Игровые сцены в этом фильме суть экзистенциальные. Они мощнее, а не смешнее тайком снятых мимолетностей (например, марширующей серой массы на улице; толкание автобуса, чтобы он тронулся с места) из гостиничного окна режиссера. Эти врезки прекрасны и значимы, спору нет. Как и возложение цветов к отцу корейского народа; как портретная фотоссесия корейцев; как семейный альбом, прошедший обработку фотошопа; как фигуры и лица в вагоне метро. И, конечно, как слезинка девочки Зин Ми, измученной репетициями в танцклассе: ее готовят к выступлению в правительственном концерте, но запомнить движения, ритм ребенку трудновато.
Настоящее и, возможно, скрытое новаторство этой картины состоит не в срывании масок абсурдной бесчеловечной корейской реальности. Но, как бы дико это ни казалось, в процессе/механизме обретения масок. Именно они определяют персональное общественное признание и личное пространство участников этого документального перформанса. Именно маска обеспечивает их идентичность. Не «патрициев», а рабов. Но рабов на наш, чужой взгляд.

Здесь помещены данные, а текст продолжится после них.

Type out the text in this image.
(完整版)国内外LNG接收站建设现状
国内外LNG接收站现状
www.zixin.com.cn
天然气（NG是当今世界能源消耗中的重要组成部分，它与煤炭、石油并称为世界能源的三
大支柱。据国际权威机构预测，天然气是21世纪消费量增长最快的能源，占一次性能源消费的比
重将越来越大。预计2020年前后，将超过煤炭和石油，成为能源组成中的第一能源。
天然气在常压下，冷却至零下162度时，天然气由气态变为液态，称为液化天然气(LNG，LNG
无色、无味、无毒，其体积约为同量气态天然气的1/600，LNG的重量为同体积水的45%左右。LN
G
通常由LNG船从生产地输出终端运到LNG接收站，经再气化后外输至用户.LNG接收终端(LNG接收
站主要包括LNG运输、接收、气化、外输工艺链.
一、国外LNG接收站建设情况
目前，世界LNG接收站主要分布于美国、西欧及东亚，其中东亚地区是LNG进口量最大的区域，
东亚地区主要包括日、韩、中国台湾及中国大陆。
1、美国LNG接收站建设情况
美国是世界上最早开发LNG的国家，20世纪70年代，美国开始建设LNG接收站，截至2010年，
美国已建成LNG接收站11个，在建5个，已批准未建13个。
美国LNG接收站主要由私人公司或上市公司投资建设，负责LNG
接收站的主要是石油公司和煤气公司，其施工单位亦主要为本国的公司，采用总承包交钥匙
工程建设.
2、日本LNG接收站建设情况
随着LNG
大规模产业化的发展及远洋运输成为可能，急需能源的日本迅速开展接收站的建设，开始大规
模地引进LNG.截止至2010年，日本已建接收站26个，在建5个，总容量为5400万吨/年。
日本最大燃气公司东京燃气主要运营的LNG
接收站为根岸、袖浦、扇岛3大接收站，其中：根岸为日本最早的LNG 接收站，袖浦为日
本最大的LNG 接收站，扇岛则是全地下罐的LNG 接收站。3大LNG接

Перформанс Exhibit B, или живые картины, они же инсталляции, показанные в 2014 году в Московском музее современного искусства на Гоголевском бульваре, – вполне тихое художественное происшествие, успевшее, однако, вызвать упреки в «противоречивости». Изысканность и даже красота этого «музея расизма» должны были, казалось, оскорбить его социальный посыл и в который раз обслужить культурную публику. Поэтому обманка восприятия составляет нерв такого рискованного, невозмутимого по режиссуре предприятия.
Сегодня (да и вчера) уже не работают, давно уверял замечательный фотограф-художник Борис Михайлов, дешевые сквоттерские подходы. И тема расовой дискриминации, на все лады проэксплуатированная в искусстве, тоже нуждается в некоторой передышке. Или в каком-то совсем ином предъявлении. В одном из тридцати девяти эпизодов фильма «Голубь сидел на ветке, размышляя о жизни» Рой Андерссон снимает колониалистов, отправляющих черных рабов в кандалах в громадный медный барабан и его поджигающих. Оттуда слышатся тишайшая музыка и стоны жертв.
Бретт Бейли, белый художник, выросший во время апартеида в ЮАР, оспаривает трюизмы, связанные с репрезентацией расизма. Он вступает в диалог как с давней традицией «экзотических шоу» – например, Человека-слона (Джозефа Меррика) или, скажем, «готтентотской Венеры» (Саарти Баартман стала главной героиней «Черной Венеры» Абделатифа Кешиша), курсирующих по европейским ярмаркам и либертианским салонам, так и с неустанным осмыслением расистских конфликтов в политическом нонспектакулярном искусстве.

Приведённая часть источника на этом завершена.